Settings
Configuring the settings denoted below would follow the usual methods used by Scrapy.
SCRAPY_POET_PROVIDERS
Default: {}
A dict
wherein the keys would be the providers available for your Scrapy
project while the values denotes the priority of the provider.
More info on this at this section: Providers.
SCRAPY_POET_OVERRIDES
Deprecated. Use SCRAPY_POET_RULES
instead.
SCRAPY_POET_RULES
Default: web_poet.default_registry.get_rules()
Accepts a List[ApplyRule]
which sets the rules to use.
Warning
Although SCRAPY_POET_RULES
already has values set from the return value of
web_poet.default_registry.get_rules()
,
make sure to also set the SCRAPY_POET_DISCOVER
setting below.
There are sections dedicated for this at Scrapy Tutorial and Rules from web-poet.
SCRAPY_POET_DISCOVER
Default: []
A list of packages/modules (i.e. List[str]
) which scrapy-poet will look for
page objects annotated with the web_poet.handle_urls()
decorator. Each
package/module is passed into
web_poet.consume_modules
where each
module from a package is recursively loaded.
This ensures that when using the default value of SCRAPY_POET_RULES
set to
web_poet.default_registry.get_rules()
,
it should contain all the intended rules.
Note that it’s also possible for SCRAPY_POET_RULES
to have rules not specified
in SCRAPY_POET_DISCOVER
(e.g. when the annotated page objects are inside your
Scrapy project). However, it’s recommended to still use SCRAPY_POET_DISCOVER
to ensure all the intended rules are properly loaded.
SCRAPY_POET_CACHE
Default: None
The caching mechanism in the providers can be enabled by either setting this
to True
which configures the file path of the cache into a .scrapy/
dir
in your local Scrapy project.
On the other hand, you can also set this as a str
pointing to any path relative
to your local Scrapy project.
SCRAPY_POET_CACHE_ERRORS
Default: False
When this is set to True
, any error that arises when retrieving dependencies from
providers would be cached.

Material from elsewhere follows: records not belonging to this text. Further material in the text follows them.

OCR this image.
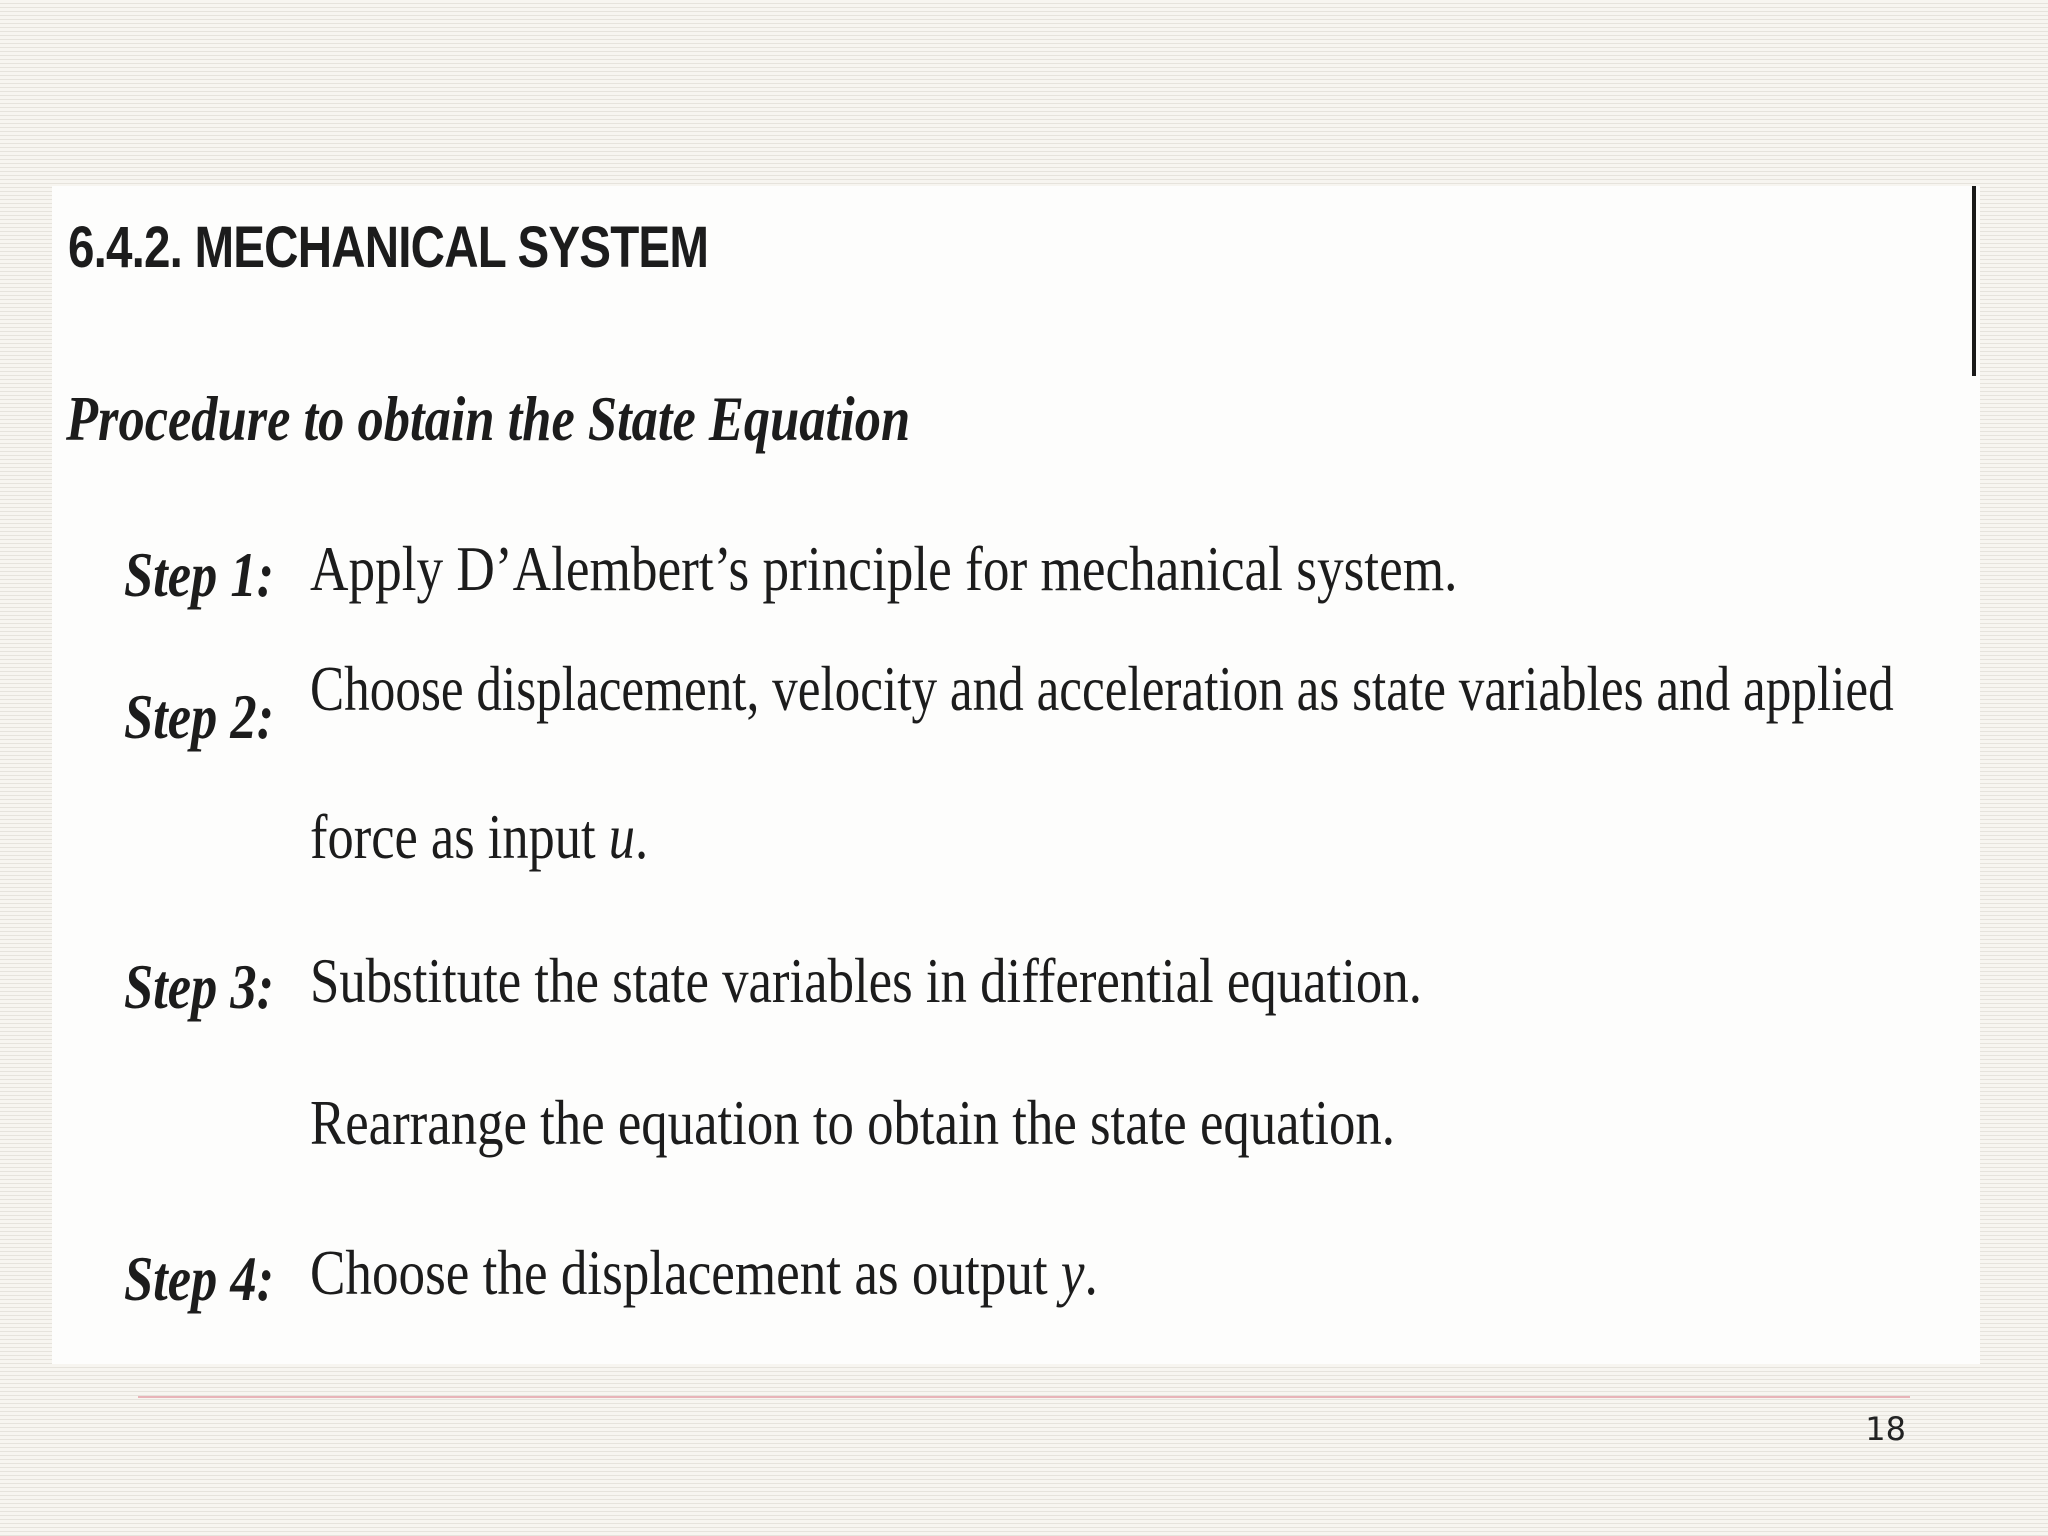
6.4.2. MECHANICAL SYSTEM
Procedure to obtain the State Equation
Step 1: Apply D’Alembert’s principle for mechanical system.
Step 2: Choose displacement, velocity and acceleration as state variables and applied
force as input u.
Step 3: Substitute the state variables in differential equation.
Rearrange the equation to obtain the state equation.
Step 4: Choose the displacement as output y.
18
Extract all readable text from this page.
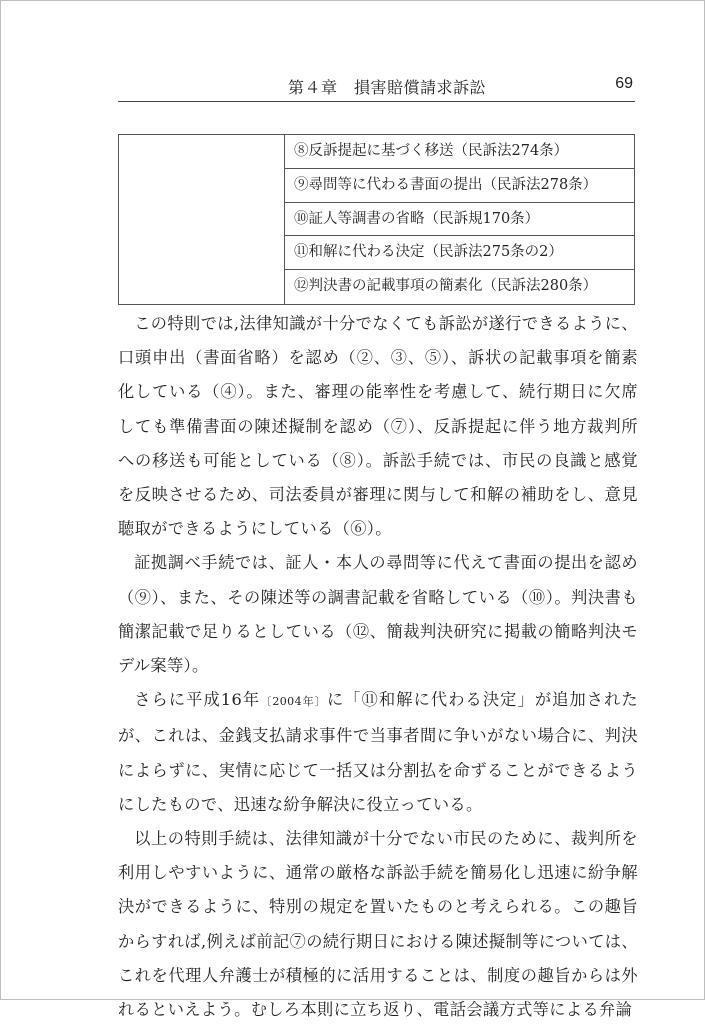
第４章　損害賠償請求訴訟	69
⑧反訴提起に基づく移送（民訴法274条）
⑨尋問等に代わる書面の提出（民訴法278条）
⑩証人等調書の省略（民訴規170条）
⑪和解に代わる決定（民訴法275条の2）
⑫判決書の記載事項の簡素化（民訴法280条）

この特則では,法律知識が十分でなくても訴訟が遂行できるように、口頭申出（書面省略）を認め（②、③、⑤）、訴状の記載事項を簡素化している（④）。また、審理の能率性を考慮して、続行期日に欠席しても準備書面の陳述擬制を認め（⑦）、反訴提起に伴う地方裁判所への移送も可能としている（⑧）。訴訟手続では、市民の良識と感覚を反映させるため、司法委員が審理に関与して和解の補助をし、意見聴取ができるようにしている（⑥）。

証拠調べ手続では、証人・本人の尋問等に代えて書面の提出を認め（⑨）、また、その陳述等の調書記載を省略している（⑩）。判決書も簡潔記載で足りるとしている（⑫、簡裁判決研究に掲載の簡略判決モデル案等）。

さらに平成16年〔2004年〕に「⑪和解に代わる決定」が追加されたが、これは、金銭支払請求事件で当事者間に争いがない場合に、判決によらずに、実情に応じて一括又は分割払を命ずることができるようにしたもので、迅速な紛争解決に役立っている。

以上の特則手続は、法律知識が十分でない市民のために、裁判所を利用しやすいように、通常の厳格な訴訟手続を簡易化し迅速に紛争解決ができるように、特別の規定を置いたものと考えられる。この趣旨からすれば,例えば前記⑦の続行期日における陳述擬制等については、これを代理人弁護士が積極的に活用することは、制度の趣旨からは外れるといえよう。むしろ本則に立ち返り、電話会議方式等による弁論
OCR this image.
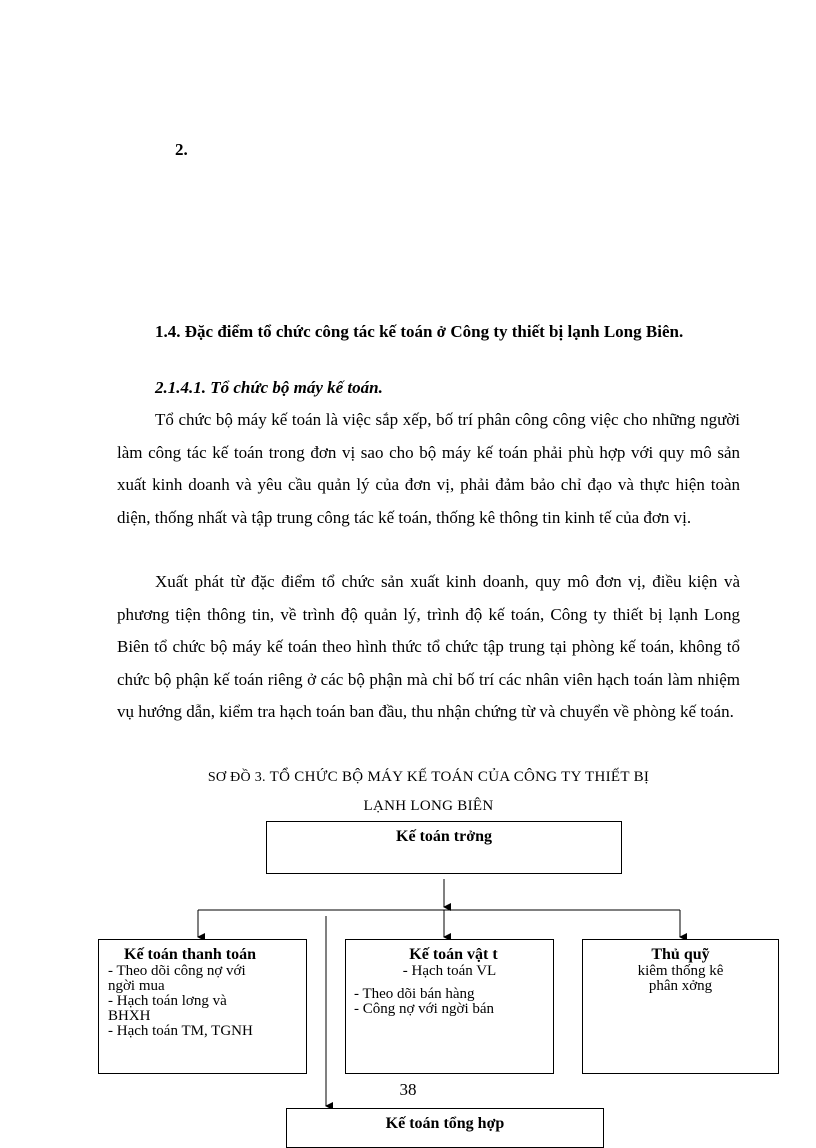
2.
1.4. Đặc điểm tổ chức công tác kế toán ở Công ty thiết bị lạnh Long Biên.
2.1.4.1. Tổ chức bộ máy kế toán.

Tổ chức bộ máy kế toán là việc sắp xếp, bố trí phân công công việc cho những người làm công tác kế toán trong đơn vị sao cho bộ máy kế toán phải phù hợp với quy mô sản xuất kinh doanh và yêu cầu quản lý của đơn vị, phải đảm bảo chỉ đạo và thực hiện toàn diện, thống nhất và tập trung công tác kế toán, thống kê thông tin kinh tế của đơn vị.

Xuất phát từ đặc điểm tổ chức sản xuất kinh doanh, quy mô đơn vị, điều kiện và phương tiện thông tin, về trình độ quản lý, trình độ kế toán, Công ty thiết bị lạnh Long Biên tổ chức bộ máy kế toán theo hình thức tổ chức tập trung tại phòng kế toán, không tổ chức bộ phận kế toán riêng ở các bộ phận mà chỉ bố trí các nhân viên hạch toán làm nhiệm vụ hướng dẫn, kiểm tra hạch toán ban đầu, thu nhận chứng từ và chuyển về phòng kế toán.

SƠ ĐỒ 3. TỔ CHỨC BỘ MÁY KẾ TOÁN CỦA CÔNG TY THIẾT BỊ
LẠNH LONG BIÊN
Kế toán trởng
Kế toán thanh toán
- Theo dõi công nợ với
ngời mua
- Hạch toán lơng và
BHXH
- Hạch toán TM, TGNH
Kế toán vật t
- Hạch toán VL
- Theo dõi bán hàng
- Công nợ với ngời bán
Thủ quỹ
kiêm thống kê
phân xởng
38
Kế toán tổng hợp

This could be useful in cases during local development
wherein you outright know that retrieving the dependency would fail and would
choose to ignore it. Caching such errors would reduce the waiting time when
developing Page Objects.
It’s recommended to set this off into False
by default since you might miss
out on sporadic errors.
SCRAPY_POET_TESTS_DIR
Default: fixtures
Sets the location where the savefixture
command creates tests.
More info at Tests for Page Objects.
SCRAPY_POET_TESTS_ADAPTER
Default: None
Sets the class, or its import path, that will be used as an adapter in the generated test fixtures.
More info at Configuring the item adapter.
SCRAPY_POET_REQUEST_FINGERPRINTER_BASE_CLASS
The default value is the default value of the REQUEST_FINGERPRINTER_CLASS
setting for the version of Scrapy currently installed (e.g.
"scrapy.utils.request.RequestFingerprinter"
).
You can assign a request fingerprinter class to this setting to configure a custom request fingerprinter class to use for requests.
This class is used to generate a base fingerprint for a request. If that request uses dependency injection, that fingerprint is then modified to account for requested dependencies. Otherwise, the fingerprint is used as is.
Note
Annotations of annotated dependencies are
serialized with repr()
for fingerprinting purposes. If you find a
real-world scenario where this is a problem, please open an issue.